Medium-pacer Al-Amin Hossain emerged with the bowling honours, taking three of the first five wickets to fall and finishing with four for 51.
He added the scalp of Pollard, who fell to an outstanding outfield catch by Mahmudullah as the big-hitting right-hander attempted to heave another six to take him closer to a hundred and his team nearer to victory.
"It was good to be able to put my head down together with Denesh to bring the match home," said Pollard.
"No-one needs to remind me about that. I know what I have to do and I’m glad I was able to deliver today."
Anamul Haque's workmanlike hundred held the Bangladesh innings together as the visitors reached 217 for nine batting first.
Put in on a pitch that made free scoring difficult, the opening batsman's 109 was essential to giving the innings some respectability with more senior players in the batting order failing to contribute significantly.
Fellow opener Tamim Iqbal and lower-order player Nasir Hossain were the next best contributors with 26 runs apiece.
"We were probably 20-25 runs short of being really competitive," said Musfiqur after the match.
"Our bowlers did a good job up front but after taking those early wickets we couldn’t sustain the effort."
Dwayne Bravo was the most successful West Indies bowler, finishing with four for 32, including the wickets of Mashrafe Mortaza and Anamul in the final over of the innings.
"There's a lot of room for improvement because the top order of the batting, including myself, let us down again," said Bravo in reflecting on the victory.
"The bowlers did their part definitely.
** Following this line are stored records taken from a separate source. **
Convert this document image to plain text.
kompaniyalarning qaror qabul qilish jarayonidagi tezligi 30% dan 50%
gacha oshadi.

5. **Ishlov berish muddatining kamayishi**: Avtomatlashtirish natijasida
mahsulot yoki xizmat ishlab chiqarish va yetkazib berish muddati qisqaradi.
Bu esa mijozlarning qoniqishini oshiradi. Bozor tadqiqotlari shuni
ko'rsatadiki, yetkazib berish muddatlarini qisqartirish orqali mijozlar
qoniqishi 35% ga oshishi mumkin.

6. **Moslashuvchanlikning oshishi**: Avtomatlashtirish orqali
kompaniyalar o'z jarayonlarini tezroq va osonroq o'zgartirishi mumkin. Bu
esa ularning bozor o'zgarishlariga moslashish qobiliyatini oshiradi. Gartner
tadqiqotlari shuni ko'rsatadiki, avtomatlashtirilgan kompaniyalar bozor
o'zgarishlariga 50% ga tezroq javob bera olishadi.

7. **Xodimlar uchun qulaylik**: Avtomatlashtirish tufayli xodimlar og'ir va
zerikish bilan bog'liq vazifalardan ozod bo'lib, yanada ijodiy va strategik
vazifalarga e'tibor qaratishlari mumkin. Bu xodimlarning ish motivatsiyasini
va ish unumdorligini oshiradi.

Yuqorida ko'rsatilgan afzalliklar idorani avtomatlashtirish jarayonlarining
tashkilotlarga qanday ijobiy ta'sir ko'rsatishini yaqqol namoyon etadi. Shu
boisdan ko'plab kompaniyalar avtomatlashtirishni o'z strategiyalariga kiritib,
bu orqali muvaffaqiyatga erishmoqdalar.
We just need the batting to come up trumps."
Anamul's knock occupied 138 deliveries during which he struck 11 fours and the lone six of the innings, a top-edged hook off fast-medium bowler Ravi Rampaul.
The 21-year-old's two ODI hundreds have both come against the West Indies, his top score remaining the 120 compiled in the series in Bangladesh at the end of 2012.
He lost Tamim after an opening stand of 41, the left-hander miscuing an attempted pull off Holder for Pollard to take the catch at short mid-wicket.
Wickets continued to fall at regular intervals until Nasir joined Anamul at 141 for five in the 34th over, the pair putting on 53 for the sixth wicket and giving the innings a bit of momentum before Nasir departed, caught at the wicket off a miscued swing at Rampaul as he attempted to accelerate the scoring.
Despite the greater urgency, Bangladesh still struggled to improve the run-rate significantly, leaving their bowlers with a tough task to prevent the West Indies overhauling what appeared, at that time, to be a modest target.
The win was also a much-needed boost for a West Indies team whose coach Ottis Gibson was axed in the hours before the match.
The second of the three-game series is at the same venue on Friday.